Entah mengapa Dina tak bisa tidur lagi. Karena itu ia turun dari ranjang, mau ke kamar mandi. Tak sengaja ia melihat Menik sedang memandang dirinya sendiri di dalam kaca. Menik masih mengenakan mukena.
Dina tertarik untuk mengetahui mengapa Menik berkaca. Apalagi saat itu ruangan temaram karena hanya lampu balkon yang dinyalakan. Dalam keremangan Dina melihat Menik meneteskan air mata.Â
Dengan penasaran, Dina mendekat ke pintu tanpa bersuara agar Menik tidak tahu jika sedang diawasi. Dina mendengar Menik berkata lirih sambil memandang ke dalam kaca.

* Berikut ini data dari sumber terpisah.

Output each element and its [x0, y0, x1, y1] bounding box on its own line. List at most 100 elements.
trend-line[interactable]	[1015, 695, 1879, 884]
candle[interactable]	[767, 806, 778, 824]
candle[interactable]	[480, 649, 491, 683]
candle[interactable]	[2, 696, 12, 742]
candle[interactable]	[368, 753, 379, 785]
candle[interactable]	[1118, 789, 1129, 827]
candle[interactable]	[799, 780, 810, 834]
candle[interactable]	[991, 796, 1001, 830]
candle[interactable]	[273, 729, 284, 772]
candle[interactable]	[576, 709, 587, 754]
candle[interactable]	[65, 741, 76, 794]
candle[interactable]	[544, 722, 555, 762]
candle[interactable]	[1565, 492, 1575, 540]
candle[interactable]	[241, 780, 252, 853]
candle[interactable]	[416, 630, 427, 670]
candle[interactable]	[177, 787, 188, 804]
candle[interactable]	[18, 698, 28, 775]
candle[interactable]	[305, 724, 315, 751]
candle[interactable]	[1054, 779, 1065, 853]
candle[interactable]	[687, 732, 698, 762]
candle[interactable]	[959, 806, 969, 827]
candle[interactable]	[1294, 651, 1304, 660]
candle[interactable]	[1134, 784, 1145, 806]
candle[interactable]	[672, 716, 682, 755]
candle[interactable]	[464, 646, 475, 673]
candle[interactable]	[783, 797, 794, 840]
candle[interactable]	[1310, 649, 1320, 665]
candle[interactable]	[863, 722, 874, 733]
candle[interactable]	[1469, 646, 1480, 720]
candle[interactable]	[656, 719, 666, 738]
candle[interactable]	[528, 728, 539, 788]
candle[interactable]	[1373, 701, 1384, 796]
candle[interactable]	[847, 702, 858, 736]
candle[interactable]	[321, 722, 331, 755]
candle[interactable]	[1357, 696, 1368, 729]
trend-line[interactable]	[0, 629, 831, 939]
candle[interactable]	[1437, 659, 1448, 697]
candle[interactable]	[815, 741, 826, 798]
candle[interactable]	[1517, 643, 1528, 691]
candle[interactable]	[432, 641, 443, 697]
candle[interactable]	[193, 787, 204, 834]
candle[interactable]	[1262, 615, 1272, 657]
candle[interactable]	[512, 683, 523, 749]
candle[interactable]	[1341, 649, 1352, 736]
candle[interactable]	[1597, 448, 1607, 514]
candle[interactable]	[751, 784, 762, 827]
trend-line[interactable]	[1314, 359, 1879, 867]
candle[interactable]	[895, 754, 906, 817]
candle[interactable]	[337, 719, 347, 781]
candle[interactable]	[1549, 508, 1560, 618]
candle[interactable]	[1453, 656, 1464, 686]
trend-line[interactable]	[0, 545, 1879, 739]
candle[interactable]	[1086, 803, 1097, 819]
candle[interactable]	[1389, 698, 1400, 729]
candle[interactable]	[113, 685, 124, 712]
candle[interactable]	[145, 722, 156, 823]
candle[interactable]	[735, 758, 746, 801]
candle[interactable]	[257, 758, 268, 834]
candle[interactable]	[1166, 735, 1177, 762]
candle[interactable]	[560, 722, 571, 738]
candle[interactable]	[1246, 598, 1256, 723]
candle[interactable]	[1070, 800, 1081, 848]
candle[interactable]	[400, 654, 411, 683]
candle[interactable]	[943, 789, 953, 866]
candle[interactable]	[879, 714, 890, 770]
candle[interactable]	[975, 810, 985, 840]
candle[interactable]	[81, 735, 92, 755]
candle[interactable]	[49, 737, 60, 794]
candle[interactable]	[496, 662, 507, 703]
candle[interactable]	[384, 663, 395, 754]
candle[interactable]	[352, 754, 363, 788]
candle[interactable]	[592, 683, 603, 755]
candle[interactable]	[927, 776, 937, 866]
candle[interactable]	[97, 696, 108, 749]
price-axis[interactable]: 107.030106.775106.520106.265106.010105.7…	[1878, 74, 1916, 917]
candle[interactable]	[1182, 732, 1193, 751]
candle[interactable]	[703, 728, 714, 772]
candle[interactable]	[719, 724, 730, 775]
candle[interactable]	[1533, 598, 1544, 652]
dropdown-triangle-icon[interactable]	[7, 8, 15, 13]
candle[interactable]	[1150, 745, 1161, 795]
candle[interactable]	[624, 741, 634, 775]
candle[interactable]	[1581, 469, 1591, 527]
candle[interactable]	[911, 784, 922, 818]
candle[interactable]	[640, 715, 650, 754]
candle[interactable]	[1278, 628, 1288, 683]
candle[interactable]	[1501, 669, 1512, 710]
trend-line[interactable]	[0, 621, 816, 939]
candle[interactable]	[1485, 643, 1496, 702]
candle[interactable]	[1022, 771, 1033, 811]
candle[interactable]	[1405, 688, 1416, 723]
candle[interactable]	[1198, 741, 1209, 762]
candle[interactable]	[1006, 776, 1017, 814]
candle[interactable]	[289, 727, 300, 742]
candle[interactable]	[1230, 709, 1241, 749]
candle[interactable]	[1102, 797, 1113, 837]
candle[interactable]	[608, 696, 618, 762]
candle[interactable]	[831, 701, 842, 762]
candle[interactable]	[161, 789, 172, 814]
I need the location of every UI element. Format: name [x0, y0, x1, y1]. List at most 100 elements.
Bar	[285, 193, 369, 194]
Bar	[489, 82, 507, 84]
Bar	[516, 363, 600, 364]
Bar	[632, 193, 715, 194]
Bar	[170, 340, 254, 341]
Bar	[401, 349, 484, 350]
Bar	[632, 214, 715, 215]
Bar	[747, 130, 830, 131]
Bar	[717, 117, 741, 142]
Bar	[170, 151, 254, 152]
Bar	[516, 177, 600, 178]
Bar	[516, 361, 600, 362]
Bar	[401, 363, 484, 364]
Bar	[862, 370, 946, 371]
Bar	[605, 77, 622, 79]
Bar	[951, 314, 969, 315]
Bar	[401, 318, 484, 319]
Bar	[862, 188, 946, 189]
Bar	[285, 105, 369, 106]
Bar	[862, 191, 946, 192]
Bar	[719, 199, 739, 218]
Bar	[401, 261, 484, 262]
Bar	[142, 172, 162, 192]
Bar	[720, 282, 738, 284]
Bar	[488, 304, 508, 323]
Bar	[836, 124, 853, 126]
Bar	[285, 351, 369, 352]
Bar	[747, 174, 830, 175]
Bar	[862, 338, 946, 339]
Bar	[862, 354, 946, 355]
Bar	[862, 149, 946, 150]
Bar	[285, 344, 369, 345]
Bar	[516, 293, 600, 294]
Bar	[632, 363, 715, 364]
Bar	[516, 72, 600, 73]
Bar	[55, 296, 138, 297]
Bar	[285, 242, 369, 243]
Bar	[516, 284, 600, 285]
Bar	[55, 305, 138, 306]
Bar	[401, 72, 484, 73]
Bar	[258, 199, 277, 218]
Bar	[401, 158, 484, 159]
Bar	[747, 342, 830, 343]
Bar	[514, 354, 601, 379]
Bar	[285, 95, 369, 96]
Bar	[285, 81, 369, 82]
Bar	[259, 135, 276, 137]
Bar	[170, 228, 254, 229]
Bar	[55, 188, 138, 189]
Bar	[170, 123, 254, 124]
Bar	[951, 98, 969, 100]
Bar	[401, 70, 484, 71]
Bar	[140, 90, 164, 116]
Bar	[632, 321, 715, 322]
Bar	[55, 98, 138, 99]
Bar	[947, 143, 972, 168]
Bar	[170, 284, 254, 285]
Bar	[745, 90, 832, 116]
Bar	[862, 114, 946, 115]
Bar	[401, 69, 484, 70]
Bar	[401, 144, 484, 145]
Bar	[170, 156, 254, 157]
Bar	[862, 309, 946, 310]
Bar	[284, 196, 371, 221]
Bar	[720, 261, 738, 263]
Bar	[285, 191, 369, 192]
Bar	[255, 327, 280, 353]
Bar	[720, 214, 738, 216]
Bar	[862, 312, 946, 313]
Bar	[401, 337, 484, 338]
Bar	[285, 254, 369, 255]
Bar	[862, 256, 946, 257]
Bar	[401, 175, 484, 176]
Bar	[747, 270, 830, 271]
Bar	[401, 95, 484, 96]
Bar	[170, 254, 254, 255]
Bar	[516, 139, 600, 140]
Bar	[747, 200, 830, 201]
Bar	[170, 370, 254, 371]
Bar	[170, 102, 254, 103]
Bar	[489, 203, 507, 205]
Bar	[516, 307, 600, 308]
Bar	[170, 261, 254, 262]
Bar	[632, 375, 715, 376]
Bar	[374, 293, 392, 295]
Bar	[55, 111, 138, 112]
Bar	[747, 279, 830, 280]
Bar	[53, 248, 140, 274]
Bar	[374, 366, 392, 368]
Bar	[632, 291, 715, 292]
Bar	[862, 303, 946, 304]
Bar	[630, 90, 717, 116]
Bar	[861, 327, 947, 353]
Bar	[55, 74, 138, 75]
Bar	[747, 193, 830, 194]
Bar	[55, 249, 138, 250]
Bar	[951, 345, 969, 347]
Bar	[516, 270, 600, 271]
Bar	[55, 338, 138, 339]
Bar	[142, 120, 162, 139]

"Ya, Allah yang Maha Pengampun. Ampunilah hamba." Bisik Menik. "Hamba adalah makhluk yang penuh dosa,"
"Setiap kali hamba melihat ke dalam diri ini, hamba teringat dosa-dosa yang telah dilakukan. Hamba tidak maksimal mengabdi kepada orang tua sampai Engkau memanggil mereka," air mata Menik semakin deras mengalir.
"Ya Allah, hamba masih saja suka mengeluh terhadap takdir Mu. Hamba masih suka berprasangka kepada orang lain, belum belum bisa maksimal membantu orang lain," rintih Menik.
"Bahkan sekarang hamba menyusahkan orang lain, menjadi tamu yang tak direncanakan, merepotkan dia. Kalau dia menjadi kesulitan, ampunilah hamba ya Allah, hamba tidak sengaja,"
Dina terharu mendengar rintihan Menik. Ya Allah, banyak teman yang berprasangka bahwa wanita ini senang berkaca karena narsis. Ternyata dia hanya ingin selalu melihat dosa-dosa dan kesalahan yang dilakukannya.
Tanpa sadar, Dina meneteskan air mata. Baru kali ini ia memiliki teman yang begitu takut untuk berbuat dosa. Sedangkan wanita-wanita yang lain tidak peduli. Dina merasa dirinya begitu kecil dibandingkan dengan Menik.